DBRS affirmed its existing ratings on Laurentian at A (low), but revising the long-term rating trend to negative from stable, citing its, “concern with the quality of LBC’s control functions and underwriting procedures at a sensitive time in the housing cycle and the potential impact of recent events on the bank’s reputation and funding.”

Last week, the bank revealed certain residential mortgages that it had sold to third parties “had documentation and client misrepresentation issues,” DBRS says in a news release.The bank also disclosed that it identified “some mortgage loans in these portfolios that were insured, but were not eligible for insurance as a result of their low loan-to-value ratio.”

As a result, the bank is repurchasing $180 million of mortgage loans, and may buy back more once the rest of the loans in the portfolio are audited, DBRS says.

The affected mortgages are all performing in line with the rest of the portfolio; that the issues discovered so far “do not appear to be significant,” DBRS says, and the bank has since strengthened its underwriting procedures.

Nevertheless, the bank’s more recent expansion exposes it to higher levels of operational and credit risk, DBRS says. “Given recent events, DBRS is also concerned that risk management processes and policies have not evolved at a pace commensurate with the bank’s growth,” the rating agency says.
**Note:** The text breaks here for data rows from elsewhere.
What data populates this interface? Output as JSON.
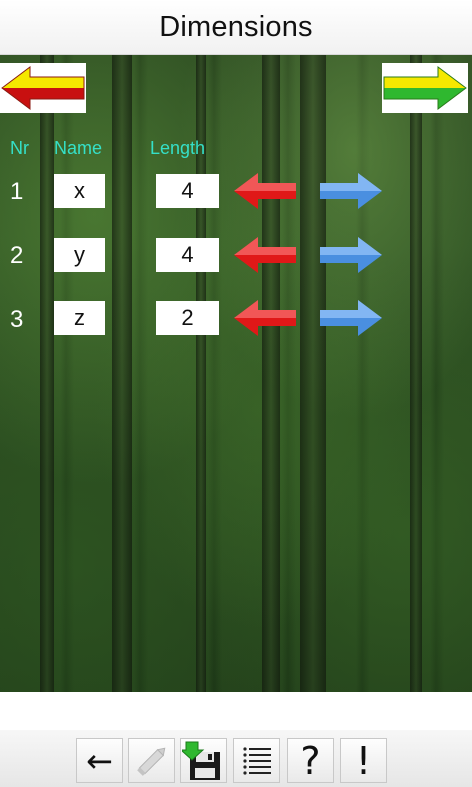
{
  "title": "Dimensions",
  "columns": {
    "nr": "Nr",
    "name": "Name",
    "length": "Length"
  },
  "rows": [
    {
      "nr": "1",
      "name": "x",
      "length": "4"
    },
    {
      "nr": "2",
      "name": "y",
      "length": "4"
    },
    {
      "nr": "3",
      "name": "z",
      "length": "2"
    }
  ],
  "nav": {
    "prev_icon": "arrow-left-icon",
    "next_icon": "arrow-right-icon"
  },
  "toolbar": {
    "back_glyph": "←",
    "help_glyph": "?",
    "info_glyph": "!"
  },
  "colors": {
    "header_text": "#35e0c8",
    "decrease_arrow": "#e01818",
    "increase_arrow": "#4a8fe0",
    "nav_arrow_yellow": "#f5e800",
    "nav_arrow_red": "#c81010",
    "nav_arrow_green": "#2fb82f"
  }
}
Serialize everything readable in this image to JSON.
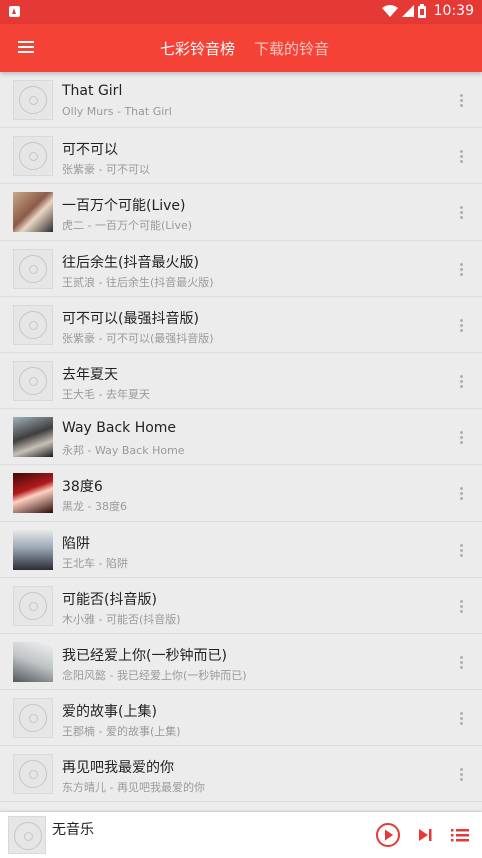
{
  "status_bar": {
    "time": "10:39"
  },
  "app_bar": {
    "menu_icon": "hamburger-menu-icon",
    "tabs": [
      {
        "label": "七彩铃音榜",
        "active": true
      },
      {
        "label": "下载的铃音",
        "active": false
      }
    ],
    "color": "#f44336"
  },
  "songs": [
    {
      "title": "That Girl",
      "subtitle": "Olly Murs - That Girl",
      "cover": "placeholder"
    },
    {
      "title": "可不可以",
      "subtitle": "张紫豪 - 可不可以",
      "cover": "placeholder"
    },
    {
      "title": "一百万个可能(Live)",
      "subtitle": "虎二 - 一百万个可能(Live)",
      "cover": "photo"
    },
    {
      "title": "往后余生(抖音最火版)",
      "subtitle": "王贰浪 - 往后余生(抖音最火版)",
      "cover": "placeholder"
    },
    {
      "title": "可不可以(最强抖音版)",
      "subtitle": "张紫豪 - 可不可以(最强抖音版)",
      "cover": "placeholder"
    },
    {
      "title": "去年夏天",
      "subtitle": "王大毛 - 去年夏天",
      "cover": "placeholder"
    },
    {
      "title": "Way Back Home",
      "subtitle": "永邦 - Way Back Home",
      "cover": "photo"
    },
    {
      "title": "38度6",
      "subtitle": "黑龙 - 38度6",
      "cover": "photo"
    },
    {
      "title": "陷阱",
      "subtitle": "王北车 - 陷阱",
      "cover": "photo"
    },
    {
      "title": "可能否(抖音版)",
      "subtitle": "木小雅 - 可能否(抖音版)",
      "cover": "placeholder"
    },
    {
      "title": "我已经爱上你(一秒钟而已)",
      "subtitle": "念阳风懿 - 我已经爱上你(一秒钟而已)",
      "cover": "photo"
    },
    {
      "title": "爱的故事(上集)",
      "subtitle": "王郡楠 - 爱的故事(上集)",
      "cover": "placeholder"
    },
    {
      "title": "再见吧我最爱的你",
      "subtitle": "东方晴儿 - 再见吧我最爱的你",
      "cover": "placeholder"
    }
  ],
  "player": {
    "now_playing": "无音乐",
    "cover": "placeholder",
    "controls": [
      "play-circle-icon",
      "skip-next-icon",
      "queue-list-icon"
    ],
    "accent": "#e53935"
  }
}
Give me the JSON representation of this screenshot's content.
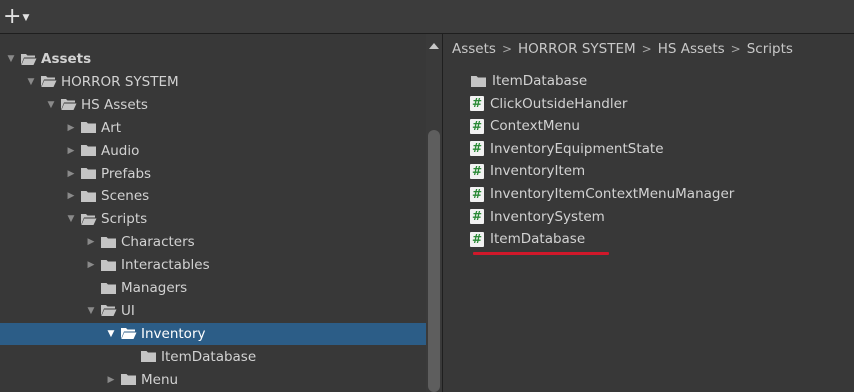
{
  "toolbar": {
    "add_label": "+",
    "dropdown_caret": "▼"
  },
  "tree": [
    {
      "label": "Assets",
      "depth": 0,
      "arrow": "expanded",
      "icon": "folder-open-icon",
      "bold": true
    },
    {
      "label": "HORROR SYSTEM",
      "depth": 1,
      "arrow": "expanded",
      "icon": "folder-open-icon"
    },
    {
      "label": "HS Assets",
      "depth": 2,
      "arrow": "expanded",
      "icon": "folder-open-icon"
    },
    {
      "label": "Art",
      "depth": 3,
      "arrow": "collapsed",
      "icon": "folder-icon"
    },
    {
      "label": "Audio",
      "depth": 3,
      "arrow": "collapsed",
      "icon": "folder-icon"
    },
    {
      "label": "Prefabs",
      "depth": 3,
      "arrow": "collapsed",
      "icon": "folder-icon"
    },
    {
      "label": "Scenes",
      "depth": 3,
      "arrow": "collapsed",
      "icon": "folder-icon"
    },
    {
      "label": "Scripts",
      "depth": 3,
      "arrow": "expanded",
      "icon": "folder-open-icon"
    },
    {
      "label": "Characters",
      "depth": 4,
      "arrow": "collapsed",
      "icon": "folder-icon"
    },
    {
      "label": "Interactables",
      "depth": 4,
      "arrow": "collapsed",
      "icon": "folder-icon"
    },
    {
      "label": "Managers",
      "depth": 4,
      "arrow": "none",
      "icon": "folder-icon"
    },
    {
      "label": "UI",
      "depth": 4,
      "arrow": "expanded",
      "icon": "folder-open-icon"
    },
    {
      "label": "Inventory",
      "depth": 5,
      "arrow": "expanded",
      "icon": "folder-open-icon",
      "selected": true
    },
    {
      "label": "ItemDatabase",
      "depth": 6,
      "arrow": "none",
      "icon": "folder-icon"
    },
    {
      "label": "Menu",
      "depth": 5,
      "arrow": "collapsed",
      "icon": "folder-icon"
    }
  ],
  "breadcrumb": [
    "Assets",
    "HORROR SYSTEM",
    "HS Assets",
    "Scripts"
  ],
  "breadcrumb_separator": ">",
  "files": [
    {
      "label": "ItemDatabase",
      "icon": "folder-icon"
    },
    {
      "label": "ClickOutsideHandler",
      "icon": "csharp-script-icon"
    },
    {
      "label": "ContextMenu",
      "icon": "csharp-script-icon"
    },
    {
      "label": "InventoryEquipmentState",
      "icon": "csharp-script-icon"
    },
    {
      "label": "InventoryItem",
      "icon": "csharp-script-icon"
    },
    {
      "label": "InventoryItemContextMenuManager",
      "icon": "csharp-script-icon"
    },
    {
      "label": "InventorySystem",
      "icon": "csharp-script-icon"
    },
    {
      "label": "ItemDatabase",
      "icon": "csharp-script-icon",
      "underlined": true
    }
  ],
  "script_glyph": "#",
  "colors": {
    "background": "#383838",
    "selection": "#2c5d87",
    "folder": "#c4c4c4",
    "script_hash": "#2a8a36",
    "underline": "#d0182a"
  }
}
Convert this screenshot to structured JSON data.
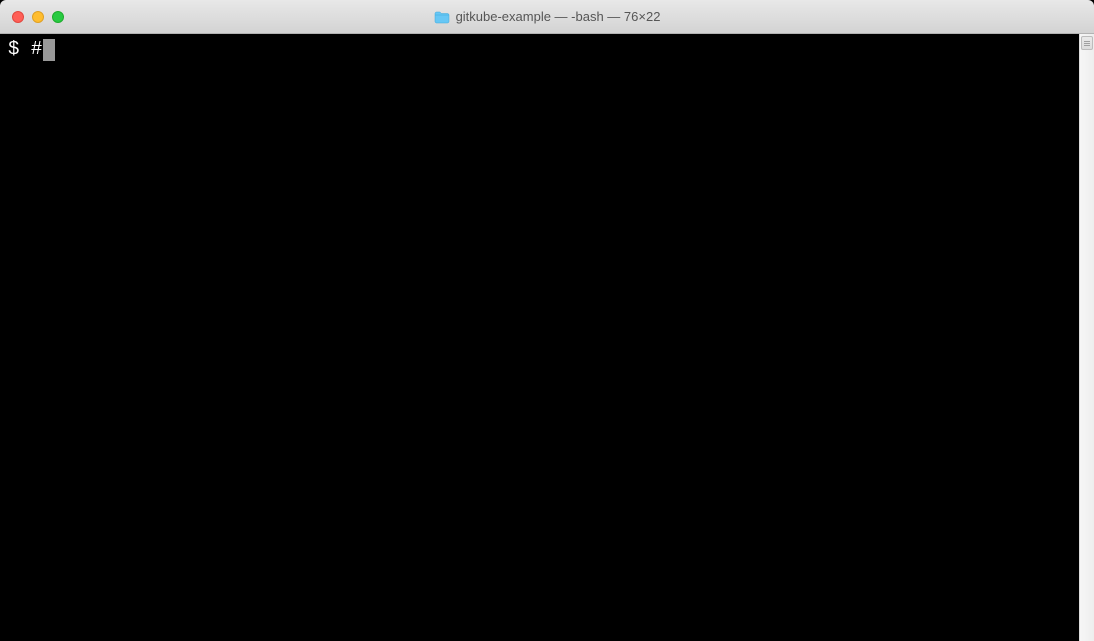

Moreover, if these issues persist, it says that this could end up impacting the bank’s funding and liquidity position.

“If the ongoing audits of the mortgage portfolio remain in line with current management expectations and the costs and sources of funding are not materially impacted, the ratings could be revised back to stable,” DBRS says. “However, if further issues are discovered beyond the scope currently disclosed, or if funding costs were to materially increase, or if funding sources were to be significantly curtailed, the ratings could be downgraded.”

Laurentian issued a statement on Monday stressing that it does not believe the mortgage issues are material to its business, capital, operations and funding. “The affected mortgages are performing in line with the bank’s overall residential mortgage portfolio, no employees were implicated in any misrepresentations, nor did the bank find any significant concentration of mortgages with misrepresentations with any single broker,” the bank says in a news release.

The bank adds that the estimated value of the mortgages that may be repurchased represent approximately 1.6% of the bank’s total residential mortgage portfolio, and less than 1% of its total loan portfolio. “The bank has available liquidity on hand to repurchase the affected mortgages and the bank’s funding sources are diversified,” it says.